Calcium enters the cytoplasm through voltage-gated calcium channels, ligand-gated calcium channels, and receptors such as IP3 and ryanodine receptors. To remove calcium, the cell uses sodium-calcium exchangers, plasma membrane calcium ATPases and can store calcium in mitochondria

List some examples of Protein Kinases and describe their general function.

Important protein kinases include CaMKII, PKA, PKC, and MAPK. These enzymes phosphorylate target proteins, altering their activity, localization, or function. They regulate synaptic strength, AMPA receptor trafficking, and long term changes in plasticity and learning

List some examples of Protein phosphatases and describe their general function.

Examples of protein phosphatases include PP1, PP2A, and calcineurin. These enzymes remove phosphate groups, often acting to reverse the effects of kinases. They are crucial for resetting signaling pathways and regulating AMPA receptor signaling

Explain how the GPCR cascade can affect gene transcription.

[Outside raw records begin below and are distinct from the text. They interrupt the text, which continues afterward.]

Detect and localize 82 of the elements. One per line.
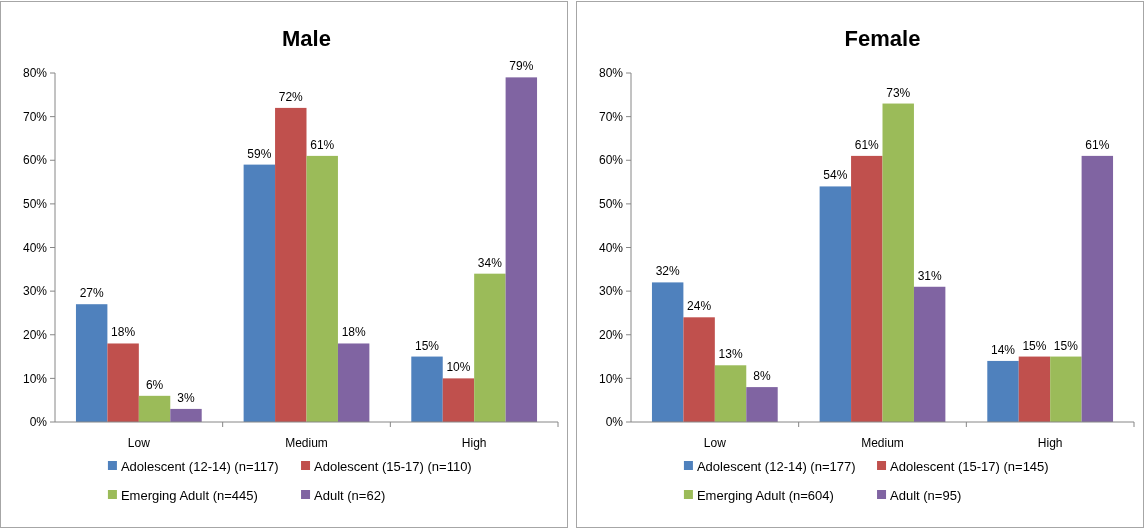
y-tick-label: 80% <box>598 66 624 81</box>
data-label: 13% <box>718 347 743 362</box>
bar <box>1050 356 1082 422</box>
bar <box>746 387 778 422</box>
legend-label: Adult (n=95) <box>890 487 962 503</box>
data-label: 24% <box>687 299 712 314</box>
bar <box>337 343 370 422</box>
data-label: 15% <box>1053 338 1079 353</box>
bar <box>306 155 338 422</box>
data-label: 79% <box>509 59 534 74</box>
legend-label: Adolescent (15-17) (n=145) <box>890 458 1049 474</box>
legend-label: Adolescent (15-17) (n=110) <box>314 458 472 474</box>
bar <box>714 365 747 422</box>
y-tick-label: 10% <box>598 371 624 386</box>
bar <box>442 378 475 422</box>
y-tick-label: 60% <box>598 153 624 168</box>
data-label: 59% <box>247 146 272 161</box>
y-tick-label: 30% <box>598 284 624 299</box>
bar <box>882 103 914 422</box>
x-tick-label: Low <box>127 436 151 450</box>
bar <box>170 408 202 422</box>
y-tick-label: 10% <box>22 371 48 386</box>
y-tick-label: 0% <box>605 415 624 430</box>
data-label: 61% <box>1085 137 1110 152</box>
bar <box>505 77 538 422</box>
y-tick-label: 50% <box>22 197 48 212</box>
y-tick-label: 0% <box>29 415 48 430</box>
x-tick-label: Low <box>703 436 727 450</box>
bar <box>851 155 883 422</box>
bar <box>75 304 108 422</box>
bar <box>913 286 946 422</box>
bar <box>138 395 171 422</box>
bar <box>275 107 307 422</box>
y-tick-label: 70% <box>598 109 624 124</box>
y-tick-label: 40% <box>598 240 624 255</box>
y-tick-label: 70% <box>22 109 48 124</box>
bar <box>243 164 276 422</box>
x-tick-label: Medium <box>861 436 904 450</box>
data-label: 34% <box>477 255 503 270</box>
data-label: 14% <box>990 342 1016 357</box>
data-label: 10% <box>446 360 471 375</box>
y-tick-label: 20% <box>598 327 624 342</box>
x-tick-label: High <box>1037 436 1063 450</box>
bar <box>819 186 852 422</box>
legend-label: Adolescent (12-14) (n=177) <box>696 458 856 474</box>
data-label: 6% <box>145 377 164 392</box>
bar <box>411 356 443 422</box>
bar <box>1081 155 1114 422</box>
bar <box>107 343 139 422</box>
y-tick-label: 30% <box>22 284 48 299</box>
data-label: 18% <box>341 325 366 340</box>
data-label: 15% <box>1022 338 1047 353</box>
bar <box>651 282 684 422</box>
bar <box>683 317 715 422</box>
y-tick-label: 80% <box>22 66 48 81</box>
data-label: 31% <box>917 268 942 283</box>
data-label: 61% <box>854 137 880 152</box>
data-label: 27% <box>79 286 105 301</box>
bar <box>474 273 506 422</box>
data-label: 3% <box>177 390 195 405</box>
data-label: 73% <box>886 85 911 100</box>
data-label: 18% <box>111 325 136 340</box>
bar <box>987 360 1019 422</box>
bar <box>1018 356 1051 422</box>
chart-title: Male <box>282 26 331 51</box>
data-label: 54% <box>823 168 848 183</box>
y-tick-label: 50% <box>598 197 624 212</box>
y-tick-label: 40% <box>22 240 48 255</box>
chart-title: Female <box>844 26 921 51</box>
x-tick-label: Medium <box>285 436 328 450</box>
data-label: 72% <box>278 89 304 104</box>
data-label: 61% <box>310 137 335 152</box>
data-label: 32% <box>655 264 681 279</box>
y-tick-label: 60% <box>22 153 48 168</box>
legend-label: Emerging Adult (n=604) <box>696 487 834 503</box>
legend-label: Adult (n=62) <box>314 487 386 503</box>
data-label: 8% <box>753 369 771 384</box>
data-label: 15% <box>414 338 440 353</box>
x-tick-label: High <box>461 436 487 450</box>
legend-label: Emerging Adult (n=445) <box>120 487 258 503</box>
y-tick-label: 20% <box>22 327 48 342</box>
legend-label: Adolescent (12-14) (n=117) <box>120 458 279 474</box>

The GPCR cascade can lead to PKA entering the nucleus and phosphorylating transcription factors that bind to DNA

Define synaptic facilitation

a temporary increase in neurotransmitter release caused by the buildup of residual calcium in the presynaptic terminal during rapid, repeated stimulation

Define synaptic depression

a reduction in neurotransmitter release during sustained activity, caused by vesicle depletion or reduced vesicle mobility

Define post tetanic potentiation

Post-tetanic potentiation is a short term increase in neurotransmitter release following high frequency stimulation, resulting from enhanced calcium entry and increased vesicle release probability.

What is a silent synapse?

a silent synapse is one that contains NMDA receptors but no AMPA receptors, making it functionally inactive at resting potential until AMPA receptors are inserted during development or plasticity.

What is the timescale for short-term plasticity?

Short term plasticity operates on a timescale of seconds to minutes from temporary biomechanical changes

Describe how Eric Kandel used the sea slug to examine synaptic plasticity, habituation, and sensitization.

Eric Kandel used the sea slug Aplysia by examining its gill withdrawal reflex. When the siphon was repeatedly touched, the reflex response weakened, demonstrating habituation due to reduced neurotransmitter release. However, when paired with an electric shock, the response became stronger, showing sensitization.

Habituation is due to what factors?

Habituation occurs because of a decrease in neurotransmitter release from the presynaptic sensory neuron. Short term it is due to lack of neurotransmitter availability but overtime synaptic connections can be lost

Describe the mechanism of short-term sensitization.

Short-term sensitization occurs when serotonin released from modulatory interneurons binds to GPCRs on the presynaptic sensory neuron. This activates adenylyl cyclase, increasing cAMP levels and activating protein kinase A (PKA). PKA then phosphorylates and inhibits potassium channels while enhancing calcium channel activity, leading to prolonged depolarization and greater calcium influx. The increased calcium triggers more glutamate release, strengthening the postsynaptic response for several minutes.